Circuit opaque du pétrole russe vers l’europe via le Maroc
Des investigations en profondeur révèlent une stratégie sophistiquée pour contourner les restrictions internationales. Le Royaume du Maroc joue désormais un rôle central dans la redistribution de produits pétroliers russes, malgré les sanctions imposées après le conflit en Ukraine.
Un acteur genevois orchestrant les flux
Les transactions s’organisent autour d’une entité basée en Suisse, Alvari SA, spécialisée dans le négoce de ressources énergétiques. En 2025, cette société a facilité l’importation de carburants russes vers le Maroc pour un montant dépassant plusieurs dizaines de millions de dollars. Trois navires, notamment Tranquil Sea, Duke II et Eldia, ont acheminé ces cargaisons depuis les ports baltes jusqu’aux infrastructures marocaines de Jorf Lasfar et Mohammedia.
La trajectoire du Tranquil Sea illustre la complexité des mécanismes employés. Sanctionné par Londres dès octobre 2025, puis par Bruxelles et Berne, ce cargo avait déjà été suspecté d’activités d’espionnage naval près des côtes européennes. Les autorités ukrainiennes l’accusent même d’avoir endommagé des infrastructures critiques, comme un câble sous-marin, avant de se diriger vers le Maroc. Interrogée, la direction d’Alvari SA a catégoriquement nié tout lien avec l’affrètement ou l’exploitation de ces bâtiments.
Des documents falsifiés pour camoufler l’origine
Pour brouiller les pistes, les cargaisons sont systématiquement maquillées. Selon des éléments recueillis, la Chambre de commerce de Chypre a délivré des certificats d’origine attribuant la provenance du diesel au Turkménistan. En réalité, ces produits transitent par Gibraltar, où des transbordements illégaux sont réalisés hors des eaux territoriales sous le couvert d’opérations logistiques mineures, officiellement non destinées au commerce de carburants.
Sur le plan financier, les échanges s’effectuent en dollars entre deux établissements bancaires marocains : Attijariwafa Bank, contrôlée par le groupe royal Al Mada, et la filiale offshore de la Banque centrale populaire à Tanger. Les opérateurs locaux bénéficient ainsi d’un avantage tarifaire significatif, achetant le produit à un prix inférieur de sept dollars par tonne métrique par rapport aux indices européens. Cette différence se traduit par des marges commerciales substantielles, non répercutées sur les prix de vente au détail.

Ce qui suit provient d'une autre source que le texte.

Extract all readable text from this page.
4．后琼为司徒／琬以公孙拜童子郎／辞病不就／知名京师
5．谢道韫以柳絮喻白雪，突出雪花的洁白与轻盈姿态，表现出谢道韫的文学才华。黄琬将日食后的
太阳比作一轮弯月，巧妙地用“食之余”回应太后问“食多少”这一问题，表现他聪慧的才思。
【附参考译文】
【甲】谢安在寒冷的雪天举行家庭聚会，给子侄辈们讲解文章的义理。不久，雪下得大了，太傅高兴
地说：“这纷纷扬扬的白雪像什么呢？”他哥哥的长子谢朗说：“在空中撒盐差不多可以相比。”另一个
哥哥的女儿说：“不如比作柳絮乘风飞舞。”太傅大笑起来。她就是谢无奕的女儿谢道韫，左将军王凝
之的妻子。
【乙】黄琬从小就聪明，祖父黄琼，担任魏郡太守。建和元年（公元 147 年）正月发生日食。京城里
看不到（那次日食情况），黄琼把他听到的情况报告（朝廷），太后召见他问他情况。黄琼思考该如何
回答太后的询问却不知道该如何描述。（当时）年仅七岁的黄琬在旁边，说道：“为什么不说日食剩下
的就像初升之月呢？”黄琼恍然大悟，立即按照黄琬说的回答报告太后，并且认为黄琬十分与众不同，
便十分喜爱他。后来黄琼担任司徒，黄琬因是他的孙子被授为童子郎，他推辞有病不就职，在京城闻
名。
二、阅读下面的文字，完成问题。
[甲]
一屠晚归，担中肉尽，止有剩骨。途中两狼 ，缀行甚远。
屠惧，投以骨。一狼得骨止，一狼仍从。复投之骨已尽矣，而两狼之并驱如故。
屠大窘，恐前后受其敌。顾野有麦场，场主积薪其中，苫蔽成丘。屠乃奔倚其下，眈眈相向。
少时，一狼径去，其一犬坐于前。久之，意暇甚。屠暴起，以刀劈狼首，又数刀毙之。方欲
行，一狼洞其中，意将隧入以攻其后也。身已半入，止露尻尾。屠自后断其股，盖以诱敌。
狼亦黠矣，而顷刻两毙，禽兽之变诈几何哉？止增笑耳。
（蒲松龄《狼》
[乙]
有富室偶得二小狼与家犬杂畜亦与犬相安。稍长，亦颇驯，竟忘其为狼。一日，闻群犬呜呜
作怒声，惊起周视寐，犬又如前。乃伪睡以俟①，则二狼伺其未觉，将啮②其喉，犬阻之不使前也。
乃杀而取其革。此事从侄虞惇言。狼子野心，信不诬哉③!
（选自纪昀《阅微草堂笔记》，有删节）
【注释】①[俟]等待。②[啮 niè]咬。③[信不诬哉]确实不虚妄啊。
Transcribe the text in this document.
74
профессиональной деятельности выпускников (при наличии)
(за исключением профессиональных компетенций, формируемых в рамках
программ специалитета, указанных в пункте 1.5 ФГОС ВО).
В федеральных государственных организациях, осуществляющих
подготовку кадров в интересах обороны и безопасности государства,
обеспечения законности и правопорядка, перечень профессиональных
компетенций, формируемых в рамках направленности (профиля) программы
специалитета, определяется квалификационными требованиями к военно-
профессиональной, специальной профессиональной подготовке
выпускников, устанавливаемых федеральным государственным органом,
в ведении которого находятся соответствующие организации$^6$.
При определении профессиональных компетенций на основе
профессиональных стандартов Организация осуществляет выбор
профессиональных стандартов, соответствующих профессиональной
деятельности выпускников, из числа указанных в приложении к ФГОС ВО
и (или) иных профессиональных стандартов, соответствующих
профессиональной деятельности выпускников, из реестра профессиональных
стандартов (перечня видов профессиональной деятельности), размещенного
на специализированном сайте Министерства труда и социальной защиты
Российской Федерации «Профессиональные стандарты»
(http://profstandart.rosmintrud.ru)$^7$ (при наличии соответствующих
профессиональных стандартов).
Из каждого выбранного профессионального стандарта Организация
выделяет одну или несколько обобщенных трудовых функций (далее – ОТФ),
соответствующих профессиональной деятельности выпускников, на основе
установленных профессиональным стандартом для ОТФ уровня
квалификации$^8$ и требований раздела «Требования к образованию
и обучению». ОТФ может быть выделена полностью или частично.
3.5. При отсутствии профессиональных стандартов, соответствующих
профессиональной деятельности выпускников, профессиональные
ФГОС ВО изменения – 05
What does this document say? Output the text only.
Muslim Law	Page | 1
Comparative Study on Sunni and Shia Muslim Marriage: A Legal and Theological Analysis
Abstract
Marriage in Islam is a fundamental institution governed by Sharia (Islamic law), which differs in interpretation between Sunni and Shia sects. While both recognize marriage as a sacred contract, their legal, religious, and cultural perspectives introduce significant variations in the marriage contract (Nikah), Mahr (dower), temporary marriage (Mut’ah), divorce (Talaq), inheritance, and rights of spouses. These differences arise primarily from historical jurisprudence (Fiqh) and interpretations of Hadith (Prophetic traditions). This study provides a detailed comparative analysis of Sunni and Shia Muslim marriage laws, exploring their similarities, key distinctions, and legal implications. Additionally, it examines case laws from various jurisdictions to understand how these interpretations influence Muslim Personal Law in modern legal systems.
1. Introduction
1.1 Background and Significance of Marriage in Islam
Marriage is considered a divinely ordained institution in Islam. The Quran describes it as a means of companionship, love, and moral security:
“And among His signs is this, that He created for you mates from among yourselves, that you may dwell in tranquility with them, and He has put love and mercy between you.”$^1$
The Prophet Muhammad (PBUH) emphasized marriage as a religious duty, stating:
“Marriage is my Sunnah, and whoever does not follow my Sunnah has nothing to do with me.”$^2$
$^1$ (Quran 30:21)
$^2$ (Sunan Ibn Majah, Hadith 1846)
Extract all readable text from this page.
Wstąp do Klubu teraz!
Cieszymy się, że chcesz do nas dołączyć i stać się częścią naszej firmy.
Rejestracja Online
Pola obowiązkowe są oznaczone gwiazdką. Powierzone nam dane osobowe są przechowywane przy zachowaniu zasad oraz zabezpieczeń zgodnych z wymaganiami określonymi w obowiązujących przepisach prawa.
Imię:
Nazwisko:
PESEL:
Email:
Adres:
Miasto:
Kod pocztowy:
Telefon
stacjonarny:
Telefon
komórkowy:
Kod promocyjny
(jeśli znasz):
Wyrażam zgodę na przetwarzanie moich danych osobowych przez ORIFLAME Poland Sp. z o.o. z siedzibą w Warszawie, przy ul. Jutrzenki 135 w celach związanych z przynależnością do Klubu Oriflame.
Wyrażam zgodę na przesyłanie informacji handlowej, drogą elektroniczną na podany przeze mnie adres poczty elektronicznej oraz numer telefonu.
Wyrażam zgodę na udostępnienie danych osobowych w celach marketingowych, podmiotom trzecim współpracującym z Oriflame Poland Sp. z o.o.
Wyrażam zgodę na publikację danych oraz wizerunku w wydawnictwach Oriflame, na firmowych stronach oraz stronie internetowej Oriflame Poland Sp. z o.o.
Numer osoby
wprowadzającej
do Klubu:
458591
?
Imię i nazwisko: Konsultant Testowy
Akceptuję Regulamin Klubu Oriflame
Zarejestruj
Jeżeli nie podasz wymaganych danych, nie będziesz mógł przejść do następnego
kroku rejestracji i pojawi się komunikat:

Cette dynamique s’accompagne d’une dimension diplomatique notable. Au moment où le Tranquil Sea accostait au Maroc, le ministre des Affaires étrangères marocain, Nasser Bourita, effectuait une visite officielle à Moscou. Peu après, lors d’un vote crucial à l’ONU concernant le Sahara occidental, la Russie s’est abstenue, une décision perçue comme favorable aux intérêts de Rabat.
L’Espagne, nouvelle destination des exportations marocaines
Côté européen, l’Espagne observe avec inquiétude l’augmentation spectaculaire de ses importations de diesel en provenance du Maroc. Selon les dernières données disponibles, le Royaume a importé près de 645 000 tonnes de carburant russe en 2025, soit près de la moitié de ses besoins totaux. Ce chiffre a encore grimpé en 2026, avec 489 000 tonnes enregistrées au premier semestre.
Les analystes soulignent une corrélation troublante entre ces flux et les tensions géopolitiques. Après les frappes américano-israéliennes contre l’Iran au printemps 2026 et la fermeture temporaire du détroit d’Ormuz, les livraisons marocaines vers l’Espagne ont repris massivement. Des cargaisons ont été identifiées dans les ports de Tarragone, Barcelone et Bilbao entre avril et juin, une période durant laquelle les importations directes d’hydrocarbures russes étaient fortement restreintes.
Les professionnels du secteur espagnol s’alarment de cette concurrence déloyale. Les représentants de l’Association des industriels des carburants d’Espagne (AICE) mettent en garde contre les risques de fraude aux sanctions et appellent à un renforcement des contrôles pour préserver l’équité du marché communautaire.
Deux enquêtes, une même conclusion
Les deux investigations menées de part et d’autre de la Méditerranée convergent vers un schéma identique : du pétrole russe sanctionné, réétiqueté en cours de route, transitant par le Maroc avant d’être redistribué, en partie vers l’Union européenne. Bien que les preuves matérielles manquent pour confirmer chaque étape du processus, les indices s’accumulent : traçabilité maritime, documents douaniers et témoignages d’acteurs du secteur. Les experts reconnaissent cependant la difficulté de retracer l’origine exacte d’un produit une fois mélangé dans les circuits internationaux.